The support of such a public data telecommunications tier would assist in building an equitable, diverse and creative media and communications system, and a society that mirrors this diversity with many points of view and different voices. Because of its relevance, immediacy and connections to its many audiences it would increase community awareness of and familiarity with new media and communications services.
More people would likely use these new systems more often and in many different ways, generating increased uptake of commercial services (Tier 1 to Tier n), by sampling of commercial entertainment, educational and cultural services within Tier Zero. All stratas of society would benefit; as would commercial for-profit interests.
Tier Zero would also ameliorate the negative effects of corporatisation or privatisation of previously public owned assets such as transport and communications infrastructure. This is particularly the case in Australia, where Telstra, the government owned telco, has been 49% privatised.
These negative effects primarily concern the removal of the cross-subsidisation of "low profit" goods and services (services to the country, pensioners, lower socioeconomic groups, public access to telephones, etc.) by "high profit" goods and services (long distance telephony, Pay TV, e-commerce, business, etc.). The removal or dilution of these Community or Universal Service Obligations (CSOs or USOs) of carriers and telcos is a major concern as it leaves sensitive economic infrastructure support in the hands of profit-making concerns where short-term aims and market failure may more likely drive prices up and decrease access and usage. Tier Zero requires the institution of new CSOs for large ISP's and Telcos to supply a basic service tier at no or low cost.

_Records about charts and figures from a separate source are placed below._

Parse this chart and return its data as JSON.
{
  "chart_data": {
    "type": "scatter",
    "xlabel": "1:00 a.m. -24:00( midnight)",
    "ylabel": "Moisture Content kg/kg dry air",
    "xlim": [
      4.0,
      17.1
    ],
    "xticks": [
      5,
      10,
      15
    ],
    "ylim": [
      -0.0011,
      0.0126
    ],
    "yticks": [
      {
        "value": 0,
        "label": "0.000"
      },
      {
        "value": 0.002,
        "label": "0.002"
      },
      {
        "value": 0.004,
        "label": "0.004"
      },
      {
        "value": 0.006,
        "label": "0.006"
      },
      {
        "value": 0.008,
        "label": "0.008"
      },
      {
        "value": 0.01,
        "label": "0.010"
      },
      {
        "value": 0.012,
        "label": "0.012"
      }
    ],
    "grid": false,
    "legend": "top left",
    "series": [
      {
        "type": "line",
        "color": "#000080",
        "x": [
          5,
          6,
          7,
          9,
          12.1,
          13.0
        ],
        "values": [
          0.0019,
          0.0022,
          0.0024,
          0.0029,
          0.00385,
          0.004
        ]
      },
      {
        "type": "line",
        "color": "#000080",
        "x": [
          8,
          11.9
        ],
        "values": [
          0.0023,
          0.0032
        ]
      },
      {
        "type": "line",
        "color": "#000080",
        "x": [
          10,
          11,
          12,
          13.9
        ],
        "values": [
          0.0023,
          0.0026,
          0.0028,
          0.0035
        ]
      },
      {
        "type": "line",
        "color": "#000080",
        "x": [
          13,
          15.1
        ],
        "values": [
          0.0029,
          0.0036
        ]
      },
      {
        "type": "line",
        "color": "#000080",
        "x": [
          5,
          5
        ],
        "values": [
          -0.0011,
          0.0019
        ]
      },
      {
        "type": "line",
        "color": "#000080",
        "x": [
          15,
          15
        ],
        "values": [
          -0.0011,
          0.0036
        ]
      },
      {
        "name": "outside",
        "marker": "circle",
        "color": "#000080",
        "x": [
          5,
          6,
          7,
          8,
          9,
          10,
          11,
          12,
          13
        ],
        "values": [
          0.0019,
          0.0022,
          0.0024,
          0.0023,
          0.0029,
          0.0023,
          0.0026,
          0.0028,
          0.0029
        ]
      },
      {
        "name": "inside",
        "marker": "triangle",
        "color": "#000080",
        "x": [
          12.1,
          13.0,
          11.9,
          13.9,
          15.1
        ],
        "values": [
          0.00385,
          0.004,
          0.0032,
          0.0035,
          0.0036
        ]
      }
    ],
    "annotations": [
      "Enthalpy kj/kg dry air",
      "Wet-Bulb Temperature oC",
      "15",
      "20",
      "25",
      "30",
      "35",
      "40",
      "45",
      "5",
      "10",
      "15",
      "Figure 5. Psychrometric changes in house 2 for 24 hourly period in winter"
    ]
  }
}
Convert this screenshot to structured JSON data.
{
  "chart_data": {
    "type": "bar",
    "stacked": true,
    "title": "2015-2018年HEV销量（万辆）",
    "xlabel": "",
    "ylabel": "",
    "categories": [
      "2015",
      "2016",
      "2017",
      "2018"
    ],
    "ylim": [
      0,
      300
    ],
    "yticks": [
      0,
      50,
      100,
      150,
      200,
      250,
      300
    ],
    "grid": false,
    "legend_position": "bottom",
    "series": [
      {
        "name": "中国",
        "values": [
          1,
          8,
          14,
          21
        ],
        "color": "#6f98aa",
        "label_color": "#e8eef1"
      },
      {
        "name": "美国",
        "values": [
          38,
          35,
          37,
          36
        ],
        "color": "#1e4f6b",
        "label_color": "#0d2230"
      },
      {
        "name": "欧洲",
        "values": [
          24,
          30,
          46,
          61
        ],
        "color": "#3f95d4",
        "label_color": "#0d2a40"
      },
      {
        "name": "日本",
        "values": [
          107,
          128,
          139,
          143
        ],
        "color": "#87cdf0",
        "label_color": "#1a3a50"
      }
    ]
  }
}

In an odd twist, the recent rural and regional voter disaffection with policies that favour the "big end" of town - huge inner-urban projects and diminishing services in the country - have forced the Australian government to allocate significant rural telecommunications and cultural grants to partially replace the services (and value) lost through the corporatisation or sale of public assets. Sadly the bulk of these grants go to inefficient and inappropriate projects based on political expediency. The Liberal National Party has not been successful in convincing rural voters to support the sale of Telstra because voters believe that they will lose services in "poorer" rural areas because these services are never likely to return a profit. However, Tier Zero may be a way to enable both the sale of Telstra AND the maintenance of service levels.
It is likely that until the government and industry recognise the need and value of supporting a lifetime data dialtone - as a basic public service - uptake of new services will follow the same trends as are seen overseas in countries with similar conditions (i.e. not the US): with no government intervention uptake of expensive services plateaus at around 20% of the potential market, as it has for cable, and now broadband. The outcome could then be two internets, two markets and two cultures: one for only higher socio-economic groups (hi speed, rich content); and one for the lower (lo speed, "less-rich" content).
OAC was involved in community based activism over media access with organisations such as Metro TV in Sydney and the peak national body the Community Broadcasting Association of Australia (CBAA). OAC founded the Sydney Public Television Group (SPTVG) in 1991 which later became the ill-fated Community Television Sydney (CTS), the successful trial applicant for the Sixth Channel UHF 31 broadcast license in Sydney. CTS was subsequently taken over by an unrepresentative group which operated the trial license for several years. This trial was not a success for many reasons. An alternative and more independent group was awarded the license in 2004.